From today's issue of
The Daily Gamecock. Article by Jimmy Gilmore, Property
The Daily Gamecock
The Oscar race is many things. It is about the statue, about the prestige, about rooting for the underdog, about championing the personal favorite. Almost above all else though, it is about strategy.
While few outside the film industry and its close followers would ever notice, the campaign to win an Academy Award takes many different forms, employs many different tactics and overall tries to convince a voting body of over 5,000 that your candidate is the right candidate, for whatever reason.
Few were able to understand that landscape and the subtle ways it could be pulled ever so slightly in a candidate's favor like Ronni Chasen, one of the most revered publicists in the tricky world of the Oscars. Last week, Chasen, 64, was fatally shot while driving through Beverly Hills.
Over the past week, the kind of outpouring of emotions about Chasen and her work have been, to say the least, staggering. From big papers like Variety and The Hollywood Reporter down to the more recognized Oscar blogs like Awards Daily, writers and commentators have not held back from their tributes, anecdotes and memorials.
The publicist behind such Best Picture campaigns as 1989's "Driving Miss Daisy" and 2008's "Slumdog Millionaire," her clients included Best Supporting Actor candidate Michael Douglas and composer Hans Zimmer.
There is an accepted narrative of Hollywood around the three-month stretch of the Academy Awards, where the industry is regularly painted as cold, impersonal and narcissistic – devoting all its extra marketing money and energy toward convincing the "crotchety" Academy to vote for one person or another based on some sort of imagined criteria.
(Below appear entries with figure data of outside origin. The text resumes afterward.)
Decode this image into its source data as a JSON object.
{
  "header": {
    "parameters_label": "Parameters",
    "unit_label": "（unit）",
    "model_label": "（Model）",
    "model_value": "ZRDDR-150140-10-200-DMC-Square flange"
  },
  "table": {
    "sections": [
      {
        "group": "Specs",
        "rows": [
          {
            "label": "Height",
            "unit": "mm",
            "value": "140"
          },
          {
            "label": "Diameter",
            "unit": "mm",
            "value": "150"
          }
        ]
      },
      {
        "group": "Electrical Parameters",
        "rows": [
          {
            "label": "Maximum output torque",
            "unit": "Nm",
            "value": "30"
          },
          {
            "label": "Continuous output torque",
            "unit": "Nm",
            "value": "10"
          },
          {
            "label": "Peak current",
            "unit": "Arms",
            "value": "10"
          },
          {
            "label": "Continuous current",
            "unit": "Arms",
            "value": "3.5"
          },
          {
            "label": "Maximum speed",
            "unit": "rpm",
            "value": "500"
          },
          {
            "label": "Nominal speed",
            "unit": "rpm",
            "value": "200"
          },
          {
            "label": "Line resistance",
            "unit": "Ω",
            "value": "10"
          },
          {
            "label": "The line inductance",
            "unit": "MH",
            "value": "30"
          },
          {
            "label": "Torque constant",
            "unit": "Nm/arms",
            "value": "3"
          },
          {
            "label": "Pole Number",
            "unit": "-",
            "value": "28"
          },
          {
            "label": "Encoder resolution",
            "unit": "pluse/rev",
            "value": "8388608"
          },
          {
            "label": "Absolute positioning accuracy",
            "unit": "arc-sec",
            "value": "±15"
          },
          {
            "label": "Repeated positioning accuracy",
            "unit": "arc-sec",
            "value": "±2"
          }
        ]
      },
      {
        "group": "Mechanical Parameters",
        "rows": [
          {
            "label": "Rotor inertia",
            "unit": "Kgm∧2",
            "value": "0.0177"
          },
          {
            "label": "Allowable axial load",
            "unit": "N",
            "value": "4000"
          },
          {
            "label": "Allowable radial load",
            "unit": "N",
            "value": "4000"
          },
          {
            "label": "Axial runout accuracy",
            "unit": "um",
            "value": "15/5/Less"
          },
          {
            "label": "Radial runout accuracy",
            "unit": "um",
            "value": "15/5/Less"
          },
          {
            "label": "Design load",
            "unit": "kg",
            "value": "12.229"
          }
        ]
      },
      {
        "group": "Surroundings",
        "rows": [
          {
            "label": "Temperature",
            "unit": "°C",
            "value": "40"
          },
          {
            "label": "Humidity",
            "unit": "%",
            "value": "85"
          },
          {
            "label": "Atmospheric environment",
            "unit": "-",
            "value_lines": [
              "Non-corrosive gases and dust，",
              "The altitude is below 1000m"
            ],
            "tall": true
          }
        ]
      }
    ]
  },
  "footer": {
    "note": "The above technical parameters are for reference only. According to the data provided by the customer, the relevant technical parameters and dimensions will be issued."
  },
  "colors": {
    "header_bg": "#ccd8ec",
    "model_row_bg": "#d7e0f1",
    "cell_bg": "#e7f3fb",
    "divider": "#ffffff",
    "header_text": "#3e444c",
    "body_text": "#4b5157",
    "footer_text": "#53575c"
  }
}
This kind of violent, inexplicable tragedy makes all of us step back, even those of us who may have never even heard of Ronni Chasen before reading this article. It makes us step back because it reveals for a brief moment part of the inner mechanization of the Hollywood Machine. It illuminates not only the people behind the race, but how the people win the race.
Most people realize that Academy Awards aren't just won by releasing movies or choosing the right release date.
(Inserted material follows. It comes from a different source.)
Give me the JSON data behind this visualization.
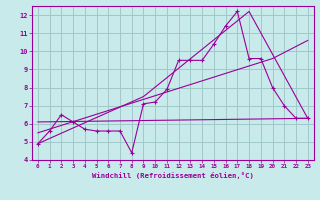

They're won by successful media tours, attractive "For Your Consideration" advertisements and, above all, a good strategist.
Part of the beauty of the race is being able to follow how the race works, to see how people like Chasen tap in to the most attractive elements of any given film and pursue it from print ads to red carpets. To lose Chasen is to lose an artist, one who could help us see the beauty of a film, even if in the name of a small golden statue and the prestige that comes with it.
Watching the awards race this year, one has to wonder if the loss of Chasen will be deeply felt, or if those she taught will rise to replace her. We Oscar faithful are left not only saddened by such a violent loss of such a major personality but by the loss of a particular brand of visionary, someone who was able to set herself apart from the pack through her ability to set particular films apart from the pack.
The investigation into Chasen's murder remains ongoing, as do the outpours of support. The best people in show business live on through the mark they made, and Chasen helped define the art of the Academy Awards race. That's Entertainment.